El zaguán donde estaba ubicado el cajero electrónico, se hallaba desierto, salvo por los papeles y las latas y botellas de cerveza que, en situación de caos, y lánguidas, yacían en el piso como si un vampiro goloso las hubiera vaciado, de toda su sangre, la noche sabatina de la víspera. Y justo, cuando me disponía subir las escaleras para acceder a él, dime cuenta que, segundos escasos, antes, lo hiciera un hombre que partía de una moto estacionada en la acera, donde lo aguardaba su parrillera, una morenaza curvilínea que mirábame y sonreía, con algo de bellaquería. El hombre, que en lo más mínimo parecía burgués, intentó primero sacar dinero, pero de pronto se volteó para decirme que el cajero no estaba dándolo. Trate usted a ver, me dijo incluso con amabilidad convencional. Pues, traté de hacerlo, pero un inmenso pálpito me indicó que podía tratarse todo de una estratagema de él, para luego, de demostrarle que sí, me arrancara de un manotón la suma dispensada y me dejara con los ojos claros y sin vista y con la fortuna, eventual, de que otro daño no me hiciera. Dicho pálpito me obligó entonces a realizar una maniobra equívoca, que le permitiría al cajero negarme el dinero. Tampoco me dio nada, le respondí todavía alerta, y él se retiró buscando otro en los alrededores, mientras cascorvo aún, me dirigí a mi restorán de siempre para desayunar, que sólo al cruzar la avenida, me quedaba. Y estando sentado en la mesa, los vi pasar a través del generoso ventanal, sin que en sus rostros se reflejara nada de esos burgueses que, delinquiendo, justifican su desatino alegando la cínica razón de que dan empleo... Y me sonreía pensando, si aquello sería asunto o no de una buena suerte mía, y que, por lo tanto, no debía nunca prejuzgar aun precedido el instante de una palpitante y apriorística corazonada como la que tuve.
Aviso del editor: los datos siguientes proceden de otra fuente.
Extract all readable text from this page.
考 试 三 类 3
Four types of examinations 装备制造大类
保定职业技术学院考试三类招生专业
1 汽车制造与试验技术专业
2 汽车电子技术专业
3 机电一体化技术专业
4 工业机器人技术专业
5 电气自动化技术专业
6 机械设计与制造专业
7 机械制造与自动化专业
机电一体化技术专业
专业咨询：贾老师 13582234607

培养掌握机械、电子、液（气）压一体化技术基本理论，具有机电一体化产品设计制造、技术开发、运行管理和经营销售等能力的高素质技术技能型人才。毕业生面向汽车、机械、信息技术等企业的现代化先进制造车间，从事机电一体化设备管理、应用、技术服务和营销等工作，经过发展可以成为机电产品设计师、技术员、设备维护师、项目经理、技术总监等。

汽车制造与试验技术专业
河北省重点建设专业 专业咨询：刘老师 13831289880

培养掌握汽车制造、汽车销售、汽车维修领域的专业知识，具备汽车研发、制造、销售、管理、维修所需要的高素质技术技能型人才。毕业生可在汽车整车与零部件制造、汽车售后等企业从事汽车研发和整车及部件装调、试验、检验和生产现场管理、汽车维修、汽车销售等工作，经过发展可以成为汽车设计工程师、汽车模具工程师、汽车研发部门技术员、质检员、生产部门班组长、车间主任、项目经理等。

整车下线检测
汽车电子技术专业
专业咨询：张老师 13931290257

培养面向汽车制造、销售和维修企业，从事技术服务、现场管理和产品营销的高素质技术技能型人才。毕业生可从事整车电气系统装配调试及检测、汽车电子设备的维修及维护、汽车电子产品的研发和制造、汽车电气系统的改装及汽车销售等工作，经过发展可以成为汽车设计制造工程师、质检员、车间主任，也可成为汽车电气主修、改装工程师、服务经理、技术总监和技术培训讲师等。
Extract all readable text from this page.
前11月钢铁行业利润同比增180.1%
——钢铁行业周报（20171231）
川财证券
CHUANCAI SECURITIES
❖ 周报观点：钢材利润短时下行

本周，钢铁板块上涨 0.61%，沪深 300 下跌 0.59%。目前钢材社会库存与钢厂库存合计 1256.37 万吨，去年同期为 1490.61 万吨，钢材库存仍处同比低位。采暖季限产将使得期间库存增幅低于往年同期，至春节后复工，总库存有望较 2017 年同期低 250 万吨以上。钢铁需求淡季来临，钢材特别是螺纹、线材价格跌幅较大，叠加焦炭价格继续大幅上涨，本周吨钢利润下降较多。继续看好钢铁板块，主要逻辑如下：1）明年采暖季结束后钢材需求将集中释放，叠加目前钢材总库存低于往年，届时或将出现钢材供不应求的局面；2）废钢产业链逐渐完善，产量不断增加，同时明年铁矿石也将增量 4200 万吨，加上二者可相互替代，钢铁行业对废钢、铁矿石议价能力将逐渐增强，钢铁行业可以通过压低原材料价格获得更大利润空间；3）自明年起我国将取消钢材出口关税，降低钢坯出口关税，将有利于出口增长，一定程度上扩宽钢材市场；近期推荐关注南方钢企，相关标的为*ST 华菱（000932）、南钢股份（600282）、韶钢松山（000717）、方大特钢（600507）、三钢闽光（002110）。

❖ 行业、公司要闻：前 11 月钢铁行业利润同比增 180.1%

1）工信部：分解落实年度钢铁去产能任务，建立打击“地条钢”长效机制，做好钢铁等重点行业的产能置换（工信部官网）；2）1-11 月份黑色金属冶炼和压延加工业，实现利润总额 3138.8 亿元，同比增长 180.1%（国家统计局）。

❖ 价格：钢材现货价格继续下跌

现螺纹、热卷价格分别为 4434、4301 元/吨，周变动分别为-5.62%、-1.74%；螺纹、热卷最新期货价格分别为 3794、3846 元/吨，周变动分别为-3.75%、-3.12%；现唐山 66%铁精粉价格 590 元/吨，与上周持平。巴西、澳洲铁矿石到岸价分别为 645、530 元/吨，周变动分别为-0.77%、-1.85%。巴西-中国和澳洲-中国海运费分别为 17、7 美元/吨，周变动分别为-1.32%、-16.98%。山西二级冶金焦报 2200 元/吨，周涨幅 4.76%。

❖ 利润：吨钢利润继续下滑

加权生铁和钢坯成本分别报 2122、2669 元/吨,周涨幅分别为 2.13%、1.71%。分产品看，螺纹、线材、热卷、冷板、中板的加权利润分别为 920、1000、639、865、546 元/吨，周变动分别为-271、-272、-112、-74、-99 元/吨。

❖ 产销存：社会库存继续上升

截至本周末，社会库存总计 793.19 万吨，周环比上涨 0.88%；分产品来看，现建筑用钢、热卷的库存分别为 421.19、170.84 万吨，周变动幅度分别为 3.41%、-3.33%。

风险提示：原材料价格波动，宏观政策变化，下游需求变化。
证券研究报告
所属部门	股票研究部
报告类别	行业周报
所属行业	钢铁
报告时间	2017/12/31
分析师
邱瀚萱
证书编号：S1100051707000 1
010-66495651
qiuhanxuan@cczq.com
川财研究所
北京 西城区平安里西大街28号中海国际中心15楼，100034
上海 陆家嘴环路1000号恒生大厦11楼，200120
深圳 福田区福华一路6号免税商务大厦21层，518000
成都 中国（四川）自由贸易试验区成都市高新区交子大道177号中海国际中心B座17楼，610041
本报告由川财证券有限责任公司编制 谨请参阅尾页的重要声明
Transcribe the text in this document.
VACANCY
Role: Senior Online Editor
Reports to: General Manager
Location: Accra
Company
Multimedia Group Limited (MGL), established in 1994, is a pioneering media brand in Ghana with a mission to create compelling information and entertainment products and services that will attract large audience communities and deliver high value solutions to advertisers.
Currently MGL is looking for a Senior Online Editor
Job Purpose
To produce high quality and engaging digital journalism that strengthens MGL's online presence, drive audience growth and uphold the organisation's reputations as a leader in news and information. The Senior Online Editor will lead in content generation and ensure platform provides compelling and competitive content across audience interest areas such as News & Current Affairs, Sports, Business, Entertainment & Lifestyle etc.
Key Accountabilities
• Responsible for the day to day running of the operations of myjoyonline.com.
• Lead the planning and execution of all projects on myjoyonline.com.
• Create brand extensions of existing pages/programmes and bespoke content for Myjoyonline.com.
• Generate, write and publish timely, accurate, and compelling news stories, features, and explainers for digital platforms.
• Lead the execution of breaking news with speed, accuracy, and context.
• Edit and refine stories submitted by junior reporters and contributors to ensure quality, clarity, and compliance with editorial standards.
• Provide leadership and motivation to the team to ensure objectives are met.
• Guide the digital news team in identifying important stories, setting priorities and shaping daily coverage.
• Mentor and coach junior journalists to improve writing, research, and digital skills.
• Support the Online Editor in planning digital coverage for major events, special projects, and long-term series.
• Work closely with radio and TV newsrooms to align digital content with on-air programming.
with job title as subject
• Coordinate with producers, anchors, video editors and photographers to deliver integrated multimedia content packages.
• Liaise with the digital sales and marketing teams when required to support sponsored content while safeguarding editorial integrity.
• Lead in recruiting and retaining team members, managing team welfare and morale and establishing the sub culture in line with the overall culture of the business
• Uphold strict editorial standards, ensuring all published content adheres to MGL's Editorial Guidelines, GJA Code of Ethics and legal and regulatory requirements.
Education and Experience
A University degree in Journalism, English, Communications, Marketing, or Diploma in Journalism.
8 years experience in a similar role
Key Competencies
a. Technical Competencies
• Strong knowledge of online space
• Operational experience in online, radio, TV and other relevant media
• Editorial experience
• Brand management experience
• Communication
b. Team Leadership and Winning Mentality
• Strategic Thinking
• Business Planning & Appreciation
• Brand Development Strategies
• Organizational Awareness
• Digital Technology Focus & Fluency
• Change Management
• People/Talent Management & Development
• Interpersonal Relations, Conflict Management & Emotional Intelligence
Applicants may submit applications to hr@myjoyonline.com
La oficina de un gastrónomo


Porque el agua esa media mañana decidió no visitarme disgustada debido a que nadie la administró, como siempre aspira, y dado que es sabido no conocer ella de obstáculos tontos para actuar y correr, con entera libertad, e incluso para vaciarse toda como una loca, me hube obligado a lanzarme a la calle, a mi restorán de siempre, con el inconveniente propósito, pero recompensante, de comerme dos arepas rellenas: una de pernil, con rueda de tomate, y la otra de cazón, esta vez muy bien escoltadas, ambas, por un cremoso marrón grande y por un denso batido de fresa, helado. Tal vianda, como para un combatiente de infantería, muy necesitado, fue para mí solo. Por lo que pido excusas… Cuando me senté lo veía de espalda con su pelo ralo, con su franela amarilla y bermudas azul celeste, y supe que no se valía mucho, por sí mismo, porque en la silla de al lado reposaban -una sobre otra- dos muletas. Tenía desplegados también sobre la mesa dos celulares, por los que hablaba mucho de manera alterna, lo que me hizo conjeturar que despachaba asuntos propios de sus negocios. Al cabo de casi dos horas que lo acompañara en silencio (salvo por lo de mis mandíbulas, que crujían) decidió pararse para irse. Y fue cuando le vi el rostro, muy demacrado. Se tambaleaba y se apoyaba en los espaldares de las sillas y hablaba con voz muy apagada. El mesonero lo auxiliaba, solícito, hasta que llegara para recogerlo un carro muy lujoso. Y de una manera heterodoxa se apoyó al caminar sobre las dos muletas, pero como si hubiesen sido ellas, mejor, dos bastones. La brisa soplaba en la misma dirección en la que desapareció dentro los vericuetos viales. Pero tampoco podía pararme yo cuando decidí la retirada. Y sin muletas a la vista.